Deutlich ist am Gebäude noch der romanische Baustil der Entstehungszeit mit dicken Bruchsteinmauern und schlitzbogenartigen Rundbogenfenstern zu erkennen. Die Kirche ist als Saalkirche angelegt und besteht aus einem geräumigen Kirchenschiff, einem kleinen Chor und der halbkreisförmigen Apsis mit dem Altar. 1591 erhielt sie ihren heutigen, mehrfach erneuerten Dachreiter. 1686 wurden die Fenster der Südseite vergrößert. Von der früheren Ausmalung sind heute nur noch Reste, u. a. einige Weihekreuze und Bildfragmente im Chorraum, erhalten.
Eine Besonderheit stellt die um 1250 gegossene, in Bezug auf den heiligen Bischof Benno von Meißen, als Bennoglocke bezeichnete, große Glocke dar. Ihre Wandung zeigt figürliche Ritzzeichnungen, die wahrscheinlich einen Fuchs darstellen, der den Gänsen predigt. Mit diesem Gleichnis sollte von „teuflischen Irrlehren“ abgehalten werden, wobei der Glockenschlag diese Absicht als „Abwehr des Bösen“ noch fördern sollte. Eine endgültige Deutung der Bildszenen steht jedoch noch aus. Auch die Beziehung zu Bischof Benno ist nicht belegt.

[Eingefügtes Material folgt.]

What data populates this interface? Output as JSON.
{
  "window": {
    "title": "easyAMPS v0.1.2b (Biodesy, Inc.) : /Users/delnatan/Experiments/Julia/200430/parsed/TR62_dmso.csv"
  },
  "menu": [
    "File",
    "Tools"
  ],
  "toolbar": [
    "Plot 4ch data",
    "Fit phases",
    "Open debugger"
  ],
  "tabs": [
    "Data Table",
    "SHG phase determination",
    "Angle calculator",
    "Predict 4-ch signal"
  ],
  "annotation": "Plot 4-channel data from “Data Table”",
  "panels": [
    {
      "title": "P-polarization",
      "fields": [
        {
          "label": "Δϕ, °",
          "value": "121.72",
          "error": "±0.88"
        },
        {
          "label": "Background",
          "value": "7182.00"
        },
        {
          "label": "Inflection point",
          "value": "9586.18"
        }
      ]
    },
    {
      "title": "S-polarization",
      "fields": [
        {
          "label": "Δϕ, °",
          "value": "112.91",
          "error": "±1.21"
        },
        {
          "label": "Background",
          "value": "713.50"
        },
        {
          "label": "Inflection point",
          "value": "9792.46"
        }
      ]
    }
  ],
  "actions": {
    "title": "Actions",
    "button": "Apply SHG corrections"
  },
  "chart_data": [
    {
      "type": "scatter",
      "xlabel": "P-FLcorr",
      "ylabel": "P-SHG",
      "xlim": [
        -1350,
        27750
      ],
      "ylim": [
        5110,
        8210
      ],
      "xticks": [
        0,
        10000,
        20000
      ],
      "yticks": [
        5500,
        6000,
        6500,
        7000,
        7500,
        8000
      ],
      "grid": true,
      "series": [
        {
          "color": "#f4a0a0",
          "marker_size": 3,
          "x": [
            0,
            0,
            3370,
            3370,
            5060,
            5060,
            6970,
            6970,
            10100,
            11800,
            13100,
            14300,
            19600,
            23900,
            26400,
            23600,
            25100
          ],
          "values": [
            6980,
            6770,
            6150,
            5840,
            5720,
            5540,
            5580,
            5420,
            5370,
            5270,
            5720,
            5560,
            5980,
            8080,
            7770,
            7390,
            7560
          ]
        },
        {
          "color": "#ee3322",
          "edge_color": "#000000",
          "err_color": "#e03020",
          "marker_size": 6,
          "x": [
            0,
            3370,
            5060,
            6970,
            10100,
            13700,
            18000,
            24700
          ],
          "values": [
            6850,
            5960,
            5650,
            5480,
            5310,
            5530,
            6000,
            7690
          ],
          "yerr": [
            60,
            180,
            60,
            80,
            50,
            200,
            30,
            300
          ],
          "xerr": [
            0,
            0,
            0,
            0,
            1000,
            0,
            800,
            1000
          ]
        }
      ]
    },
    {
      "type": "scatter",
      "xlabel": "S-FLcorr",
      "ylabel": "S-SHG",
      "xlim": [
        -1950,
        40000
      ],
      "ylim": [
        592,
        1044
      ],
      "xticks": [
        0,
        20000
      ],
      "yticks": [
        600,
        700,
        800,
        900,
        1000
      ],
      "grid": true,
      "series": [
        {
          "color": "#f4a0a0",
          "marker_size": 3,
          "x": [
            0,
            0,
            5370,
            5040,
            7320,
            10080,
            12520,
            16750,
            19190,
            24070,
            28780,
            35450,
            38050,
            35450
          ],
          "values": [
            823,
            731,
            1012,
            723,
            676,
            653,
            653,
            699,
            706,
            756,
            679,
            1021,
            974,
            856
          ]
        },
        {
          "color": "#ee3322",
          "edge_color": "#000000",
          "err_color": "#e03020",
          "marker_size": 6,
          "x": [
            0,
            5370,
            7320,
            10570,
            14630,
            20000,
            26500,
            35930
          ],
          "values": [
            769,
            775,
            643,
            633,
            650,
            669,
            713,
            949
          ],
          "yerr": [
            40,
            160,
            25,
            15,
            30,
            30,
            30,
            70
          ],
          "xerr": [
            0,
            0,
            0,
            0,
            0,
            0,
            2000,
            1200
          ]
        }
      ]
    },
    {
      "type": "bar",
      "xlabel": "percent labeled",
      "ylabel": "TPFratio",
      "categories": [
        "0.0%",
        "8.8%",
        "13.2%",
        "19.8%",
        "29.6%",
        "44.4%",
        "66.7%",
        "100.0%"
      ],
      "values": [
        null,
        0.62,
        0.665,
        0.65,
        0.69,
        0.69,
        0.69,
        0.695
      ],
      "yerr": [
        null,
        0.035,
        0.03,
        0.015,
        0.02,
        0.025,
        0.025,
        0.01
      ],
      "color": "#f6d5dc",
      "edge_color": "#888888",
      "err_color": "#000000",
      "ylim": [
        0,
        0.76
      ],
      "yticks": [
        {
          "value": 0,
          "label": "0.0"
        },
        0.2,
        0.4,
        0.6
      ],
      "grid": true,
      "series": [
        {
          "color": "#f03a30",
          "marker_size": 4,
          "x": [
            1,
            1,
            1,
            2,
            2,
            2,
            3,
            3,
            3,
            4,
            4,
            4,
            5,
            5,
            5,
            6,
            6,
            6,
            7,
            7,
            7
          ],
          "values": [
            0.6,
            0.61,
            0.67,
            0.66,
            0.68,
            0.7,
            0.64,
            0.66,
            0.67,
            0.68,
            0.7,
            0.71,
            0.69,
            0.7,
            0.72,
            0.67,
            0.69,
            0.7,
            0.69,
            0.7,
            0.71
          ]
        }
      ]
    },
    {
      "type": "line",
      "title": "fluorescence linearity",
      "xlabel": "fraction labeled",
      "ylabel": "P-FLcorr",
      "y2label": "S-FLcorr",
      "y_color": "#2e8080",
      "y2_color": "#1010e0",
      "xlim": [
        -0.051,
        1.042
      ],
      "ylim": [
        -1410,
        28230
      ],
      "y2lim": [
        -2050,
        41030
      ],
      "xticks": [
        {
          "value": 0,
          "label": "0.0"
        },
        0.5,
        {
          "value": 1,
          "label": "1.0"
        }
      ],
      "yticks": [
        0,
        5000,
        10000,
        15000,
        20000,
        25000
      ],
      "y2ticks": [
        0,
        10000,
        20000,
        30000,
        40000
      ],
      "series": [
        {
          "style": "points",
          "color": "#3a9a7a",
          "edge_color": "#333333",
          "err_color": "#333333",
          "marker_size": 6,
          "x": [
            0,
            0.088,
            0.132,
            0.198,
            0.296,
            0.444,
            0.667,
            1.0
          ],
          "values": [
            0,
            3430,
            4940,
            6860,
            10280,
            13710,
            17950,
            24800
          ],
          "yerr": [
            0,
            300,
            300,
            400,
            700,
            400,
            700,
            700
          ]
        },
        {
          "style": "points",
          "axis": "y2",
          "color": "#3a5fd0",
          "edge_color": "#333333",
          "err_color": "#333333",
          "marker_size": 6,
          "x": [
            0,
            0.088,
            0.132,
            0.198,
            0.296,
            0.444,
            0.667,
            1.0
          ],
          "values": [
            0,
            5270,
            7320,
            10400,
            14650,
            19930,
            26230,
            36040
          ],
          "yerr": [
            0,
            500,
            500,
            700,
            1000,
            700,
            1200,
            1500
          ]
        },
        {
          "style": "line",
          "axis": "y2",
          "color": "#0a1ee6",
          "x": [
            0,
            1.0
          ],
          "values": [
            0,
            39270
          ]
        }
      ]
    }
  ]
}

Das Geläut bestand aus drei Bronzeglocken, eine aus dem 13. Jahrhundert und zwei aus dem 15. Jahrhundert. Die beiden letzteren Glocken wurden um 1985 abgehangen als die Kirche in urbanen Besitz wandelte. Die älteste Glocke ist seit dem Jahr 1591 eine Dauerleihgabe der Evangelischen-Lutherischen Ortsgemeinde.[1] Im Folgenden eine Datenübersicht:[2]
Nr. | Gussdatum | Gießer | Durchmesser | Masse | Schlagton |
---|---|---|---|---|---|
1 | um 1280 | Glockengießer unbekannt | 902 mm | 450 kg | a´ |
Im Jahr 1919 wurde die Jakobikirche in eine Gedenkstätte für die im Ersten Weltkrieg Gefallenen umgewandelt und zugleich ein Ehrenfriedhof angelegt.

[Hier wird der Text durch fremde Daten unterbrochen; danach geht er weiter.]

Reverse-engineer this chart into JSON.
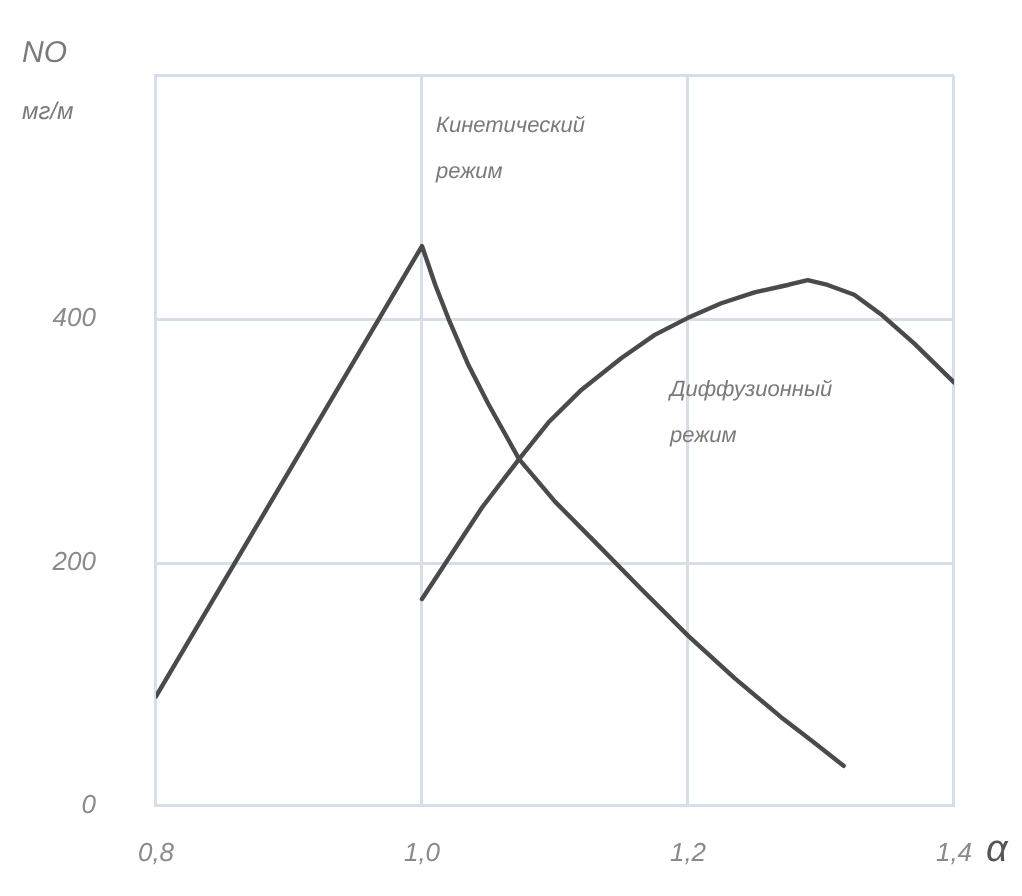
{
  "chart_data": {
    "type": "line",
    "ylabel": "NO\nмг/м",
    "xlabel": "α",
    "xlim": [
      0.8,
      1.4
    ],
    "xticks": [
      {
        "value": 0.8,
        "label": "0,8"
      },
      {
        "value": 1.0,
        "label": "1,0"
      },
      {
        "value": 1.2,
        "label": "1,2"
      },
      {
        "value": 1.4,
        "label": "1,4"
      }
    ],
    "ylim": [
      0,
      600
    ],
    "yticks": [
      0,
      200,
      400,
      {
        "value": 600,
        "label": null
      }
    ],
    "grid": true,
    "series": [
      {
        "color": "#4a4a4a",
        "x": [
          0.8,
          1.0,
          1.01,
          1.02,
          1.035,
          1.05,
          1.073,
          1.1,
          1.13,
          1.165,
          1.2,
          1.235,
          1.27,
          1.295,
          1.317
        ],
        "values": [
          90,
          460,
          428,
          400,
          362,
          330,
          285,
          250,
          217,
          178,
          140,
          105,
          73,
          52,
          33
        ]
      },
      {
        "color": "#4a4a4a",
        "x": [
          1.0,
          1.045,
          1.073,
          1.095,
          1.12,
          1.15,
          1.175,
          1.2,
          1.225,
          1.25,
          1.275,
          1.29,
          1.305,
          1.325,
          1.345,
          1.37,
          1.4
        ],
        "values": [
          170,
          245,
          285,
          315,
          342,
          368,
          387,
          401,
          413,
          422,
          428,
          432,
          428,
          420,
          404,
          380,
          348
        ]
      }
    ],
    "annotations": [
      "Кинетический\nрежим",
      "Диффузионный\nрежим"
    ]
  }
}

An diese Opfer erinnert eine Steintafel an der Ostseite:
- „Zum Gedächtnis ihrer unvergessenen Söhne welche im Weltkriege ihr Leben opferten. Kein Bangen – Fragen – trotz Pein und Not. Voll Mut Ohne Klagen getreu bis in den Tod. Die Kirchgemeinde“
Auch aus dem Zweiten Weltkrieg stammende Ehrengräber befinden sich dort.
1976 wurden Dachreiter und Dach der Jakobikirche durch einen Sturm teilweise zerstört. Erste Pläne sahen daraufhin vor, das Dach komplett abzutragen und die Kirche als Ruine verfallen zu lassen. Letztlich entschloss man sich jedoch, das Gebäude zu sichern und künftig für das Heimatmuseum Wilsdruff zu nutzen, was jedoch durch die Wende nicht zur Umsetzung kam. 1984 wurde der umliegende Friedhof geschlossen und die Kirche an die Stadt übergeben. In diesem Zusammenhang erfolgte der Ausbau des Altars, des Gestühls und der Kanzel.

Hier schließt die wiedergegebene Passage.